Candice Taylor on Art, Community, and Being Unapologetically Herself

By Clare Mulroy

This article was first published April 5, 2021 in Tagg Magazine here

Candice Taylor got her start as an artist drawing on walls as a child. When her father was tired of cleaning walls, he helped her channel that energy into coloring comic strips and painting doll houses he built.

Taylor is the co-founder of CreativeJunkFood, a multimedia creative studio founded in 2010 that explores areas of public art, experiential art, and installations. The studio also hosts workshops and works regularly with museums and schools.

Taylor considers herself an artist-activist. “Art with function” is what drives her work. Recently, CreativeJunkFood partnered with the Civil Rights Corps to create graphics for criminal injustice initiatives and events honoring the leadership of Black women. They also animated a video for Stonegate Filmworks called “Turn it Blue,” a schoolhouse rock-style video advocating for voting blue in Georgia during the 2020 election season.
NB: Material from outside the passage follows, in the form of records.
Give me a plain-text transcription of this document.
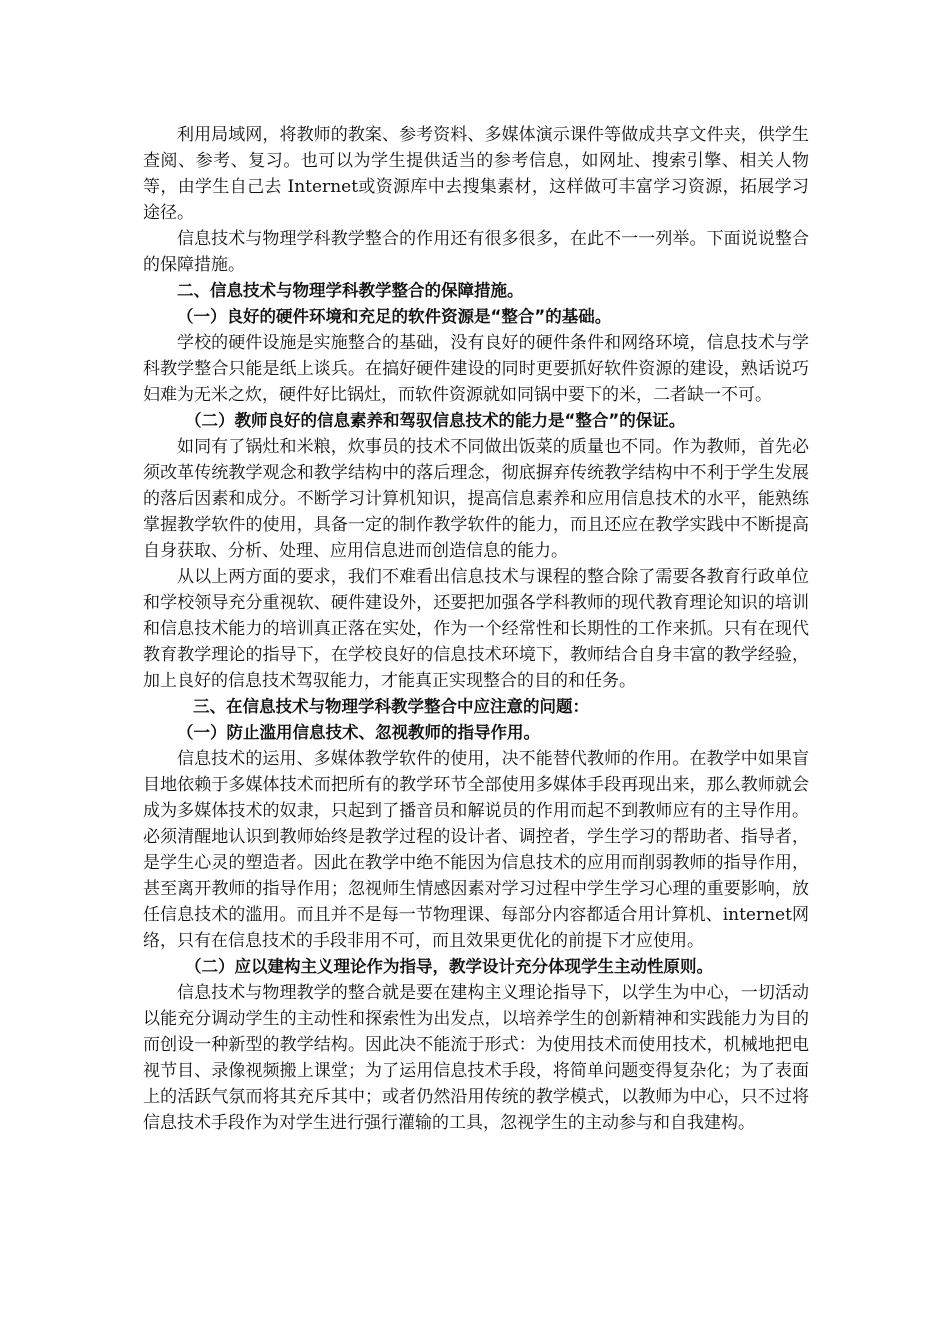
利用局域网，将教师的教案、参考资料、多媒体演示课件等做成共享文件夹，供学生查阅、参考、复习。也可以为学生提供适当的参考信息，如网址、搜索引擎、相关人物等，由学生自己去 Internet或资源库中去搜集素材，这样做可丰富学习资源，拓展学习途径。

信息技术与物理学科教学整合的作用还有很多很多，在此不一一列举。下面说说整合的保障措施。

二、信息技术与物理学科教学整合的保障措施。

（一）良好的硬件环境和充足的软件资源是“整合”的基础。

学校的硬件设施是实施整合的基础，没有良好的硬件条件和网络环境，信息技术与学科教学整合只能是纸上谈兵。在搞好硬件建设的同时更要抓好软件资源的建设，熟话说巧妇难为无米之炊，硬件好比锅灶，而软件资源就如同锅中要下的米，二者缺一不可。

（二）教师良好的信息素养和驾驭信息技术的能力是“整合”的保证。

如同有了锅灶和米粮，炊事员的技术不同做出饭菜的质量也不同。作为教师，首先必须改革传统教学观念和教学结构中的落后理念，彻底摒弃传统教学结构中不利于学生发展的落后因素和成分。不断学习计算机知识，提高信息素养和应用信息技术的水平，能熟练掌握教学软件的使用，具备一定的制作教学软件的能力，而且还应在教学实践中不断提高自身获取、分析、处理、应用信息进而创造信息的能力。

从以上两方面的要求，我们不难看出信息技术与课程的整合除了需要各教育行政单位和学校领导充分重视软、硬件建设外，还要把加强各学科教师的现代教育理论知识的培训和信息技术能力的培训真正落在实处，作为一个经常性和长期性的工作来抓。只有在现代教育教学理论的指导下，在学校良好的信息技术环境下，教师结合自身丰富的教学经验，加上良好的信息技术驾驭能力，才能真正实现整合的目的和任务。

三、在信息技术与物理学科教学整合中应注意的问题：

（一）防止滥用信息技术、忽视教师的指导作用。

信息技术的运用、多媒体教学软件的使用，决不能替代教师的作用。在教学中如果盲目地依赖于多媒体技术而把所有的教学环节全部使用多媒体手段再现出来，那么教师就会成为多媒体技术的奴隶，只起到了播音员和解说员的作用而起不到教师应有的主导作用。必须清醒地认识到教师始终是教学过程的设计者、调控者，学生学习的帮助者、指导者，是学生心灵的塑造者。因此在教学中绝不能因为信息技术的应用而削弱教师的指导作用，甚至离开教师的指导作用；忽视师生情感因素对学习过程中学生学习心理的重要影响，放任信息技术的滥用。而且并不是每一节物理课、每部分内容都适合用计算机、internet网络，只有在信息技术的手段非用不可，而且效果更优化的前提下才应使用。

（二）应以建构主义理论作为指导，教学设计充分体现学生主动性原则。

信息技术与物理教学的整合就是要在建构主义理论指导下，以学生为中心，一切活动以能充分调动学生的主动性和探索性为出发点，以培养学生的创新精神和实践能力为目的而创设一种新型的教学结构。因此决不能流于形式：为使用技术而使用技术，机械地把电视节目、录像视频搬上课堂；为了运用信息技术手段，将简单问题变得复杂化；为了表面上的活跃气氛而将其充斥其中；或者仍然沿用传统的教学模式，以教师为中心，只不过将信息技术手段作为对学生进行强行灌输的工具，忽视学生的主动参与和自我建构。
“It’s one thing to be an artist and make beautiful images, but it’s another thing to create art that also functions, and that also goes to better people’s lives and empower movement [and] social commentary,” says Taylor.

Much of Taylor’s work is community-focused. As a Washington, D.C.-based organization, CreativeJunkFood regularly designs community art, like a #LoveShaw animation and Ward 7 Speaks murals, and is working on the branding and launch for an upcoming refurbished Metro railcar coming to the District this spring.

One aspect of community art Taylor particularly enjoys is connecting with younger kids and artists as an educator. In the future, she says she hopes to expand workshops to make the “wealth of information more available.”

“That’s what empowers me when I’m thinking about that social justice…being able to help this younger generation,” she says. “I feel like those voices are the voices we need to be listening to, so I’m doing whatever I can do to amplify that.”

According to Taylor, coming from a marginalized community and now being an artist has positioned her uniquely to understand the impact and value of art in daily life. Taylor says she is determined to use her art to create an environment that she wished she had as a kid—she was encouraged to pursue her dreams but didn’t necessarily have the resources to accompany them.

In her own words, Taylor has a “tenacity for breaking barriers,” which she says means simply not seeing them at all.

“It’s just a constant climb, it’s this constant ‘What’s next?’ and it’s constantly challenging of yourself, it’s challenging the norms,” Taylor explains. “That’s why I have all these colors in my hair—that’s why I show up to my business meetings in the same outfit that I wear when I’m painting a mural.”

She views being a lesbian in the same vein—it’s not something she ever tries to hide, but also not something that she feels she has to flaunt.

“It’s a package, and I approach it as such,” Taylor says. “It’s about being really unapologetic about it.”